Abstract

DSRV Alvin was used to take 62 small box core samples between 203 and 3659 m deep on the continental margin off the northeastern United States. Abundance and wet-weight biomass of total macrobenthic communities decreased sharply with depth. Standing stocks were higher in the Hudson canyon than in adjacent areas of similar depths, but only in the canyon head at upper continental slope depths, where the canyon is geologically ‘inactive’ and is filling with organic-rich, fine-grained sediments. At lower continental slope and upper continental rise depths no such differences could be discerned.
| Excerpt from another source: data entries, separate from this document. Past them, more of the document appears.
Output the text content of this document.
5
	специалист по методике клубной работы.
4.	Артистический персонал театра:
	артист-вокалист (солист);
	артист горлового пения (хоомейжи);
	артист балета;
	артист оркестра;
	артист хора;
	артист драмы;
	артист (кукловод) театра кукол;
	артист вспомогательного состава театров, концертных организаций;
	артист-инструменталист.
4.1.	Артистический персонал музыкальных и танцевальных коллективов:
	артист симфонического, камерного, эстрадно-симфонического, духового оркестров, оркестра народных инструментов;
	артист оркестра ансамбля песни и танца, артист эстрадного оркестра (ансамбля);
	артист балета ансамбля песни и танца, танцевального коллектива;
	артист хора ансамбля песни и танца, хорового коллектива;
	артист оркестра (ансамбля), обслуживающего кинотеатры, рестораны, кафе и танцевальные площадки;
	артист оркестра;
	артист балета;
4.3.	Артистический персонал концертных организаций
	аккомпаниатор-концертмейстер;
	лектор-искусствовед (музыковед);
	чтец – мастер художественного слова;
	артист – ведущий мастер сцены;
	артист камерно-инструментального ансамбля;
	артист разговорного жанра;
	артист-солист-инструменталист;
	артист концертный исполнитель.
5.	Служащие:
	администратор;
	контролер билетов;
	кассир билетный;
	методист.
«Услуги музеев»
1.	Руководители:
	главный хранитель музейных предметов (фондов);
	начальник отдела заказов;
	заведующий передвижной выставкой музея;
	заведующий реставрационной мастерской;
Diversity increased directly and gradually with depth and varied inversely with sample size (= animal abundance), but it was not related to the canyon. Assemblages defined using a percent similarity index were ordered across the depth gradient, with a peculiar canyon fauna only in the organic-rich canyon sediments on the upper continental slope. The greatest faunal discontinuity (= least similarity between samples) was encountered between the upper and the lower continental slope and not at the continental shelf break (about 300 m). Percent sand was high in the sediments deeper in the canyon on the upper continental rise, but the fauna had a species composition, community structure, and biomass that could not be considered different from the continental rise outside of the canyon, where the sediments were silt and clay. The canyon on the upper continental slope traps organic-rich sediments. Although the low concentrations of organic matter on the continental rise in the canyon would imply that the organic matter from shallow water does not reach this depth, pore water concentrations of ammonia and nitrate were consistently higher in canyon sediments than outside the canyon on the rise, indicating metabolism (biologic activity) in these sediments is greater in the canyon, presumably a result of labile organic matter being trapped and funneled by the canyon across the continental rise.